The policy on initramfs decompression failure

From: H. Peter Anvin
Date: Tue Jan 13 2009 - 17:42:30 EST


As part of the multi-compression-formats patch, the issue has come up as to what is the preferred policy is on initramfs decompression failure, due to either corruption or due to the use of a compression format which the kernel does not support.

I had personally assumed the proper policy would be to panic, since it is unlikely to mean the system can be booted. However, Ingo brought up the case where the initramfs is auxilliary to being able to boot the full system, for example the initramfs supplied is primarily a data carrier, and either the builtin initramfs or the kernel itself is sufficient to boot.

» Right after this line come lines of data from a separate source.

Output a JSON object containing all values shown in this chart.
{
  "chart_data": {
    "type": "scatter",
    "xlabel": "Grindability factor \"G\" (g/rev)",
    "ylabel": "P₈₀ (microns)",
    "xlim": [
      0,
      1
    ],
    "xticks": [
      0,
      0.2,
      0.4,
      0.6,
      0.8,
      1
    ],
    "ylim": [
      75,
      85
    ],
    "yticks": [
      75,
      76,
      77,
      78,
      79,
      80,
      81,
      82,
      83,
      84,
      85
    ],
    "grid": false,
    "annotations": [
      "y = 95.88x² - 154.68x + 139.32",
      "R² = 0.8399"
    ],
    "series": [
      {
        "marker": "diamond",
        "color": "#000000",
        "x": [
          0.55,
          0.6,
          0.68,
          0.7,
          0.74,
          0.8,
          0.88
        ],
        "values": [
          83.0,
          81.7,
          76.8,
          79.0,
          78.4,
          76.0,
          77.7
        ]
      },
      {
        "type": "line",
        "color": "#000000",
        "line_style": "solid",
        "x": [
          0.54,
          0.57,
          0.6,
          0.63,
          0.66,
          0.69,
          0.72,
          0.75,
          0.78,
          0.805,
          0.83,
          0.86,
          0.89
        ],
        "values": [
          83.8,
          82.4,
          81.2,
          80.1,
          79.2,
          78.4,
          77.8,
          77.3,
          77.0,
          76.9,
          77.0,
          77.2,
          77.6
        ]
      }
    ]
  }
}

By this argument, we should change initramfs decoding failure to a KERN_CRIT message, and in the (presumably most common) case that it does not suffice to boot the system, we will get a panic in short order as the system is unable to find init.

This argument seems to mostly hold water, but it does implement a policy change over the current code. Furthermore, it does make me concerned that a *partial* decoding failure (such as can be caused by a corrupt image, or, say, a gzipped image concatenated to a bzip2 image, with the kernel only supporting bzip2) could cause a booted-but-dysfunctional system, which is in many configurations a worse failure mode than a panic.

Hence I would like to solicit opinions about what the policy should be.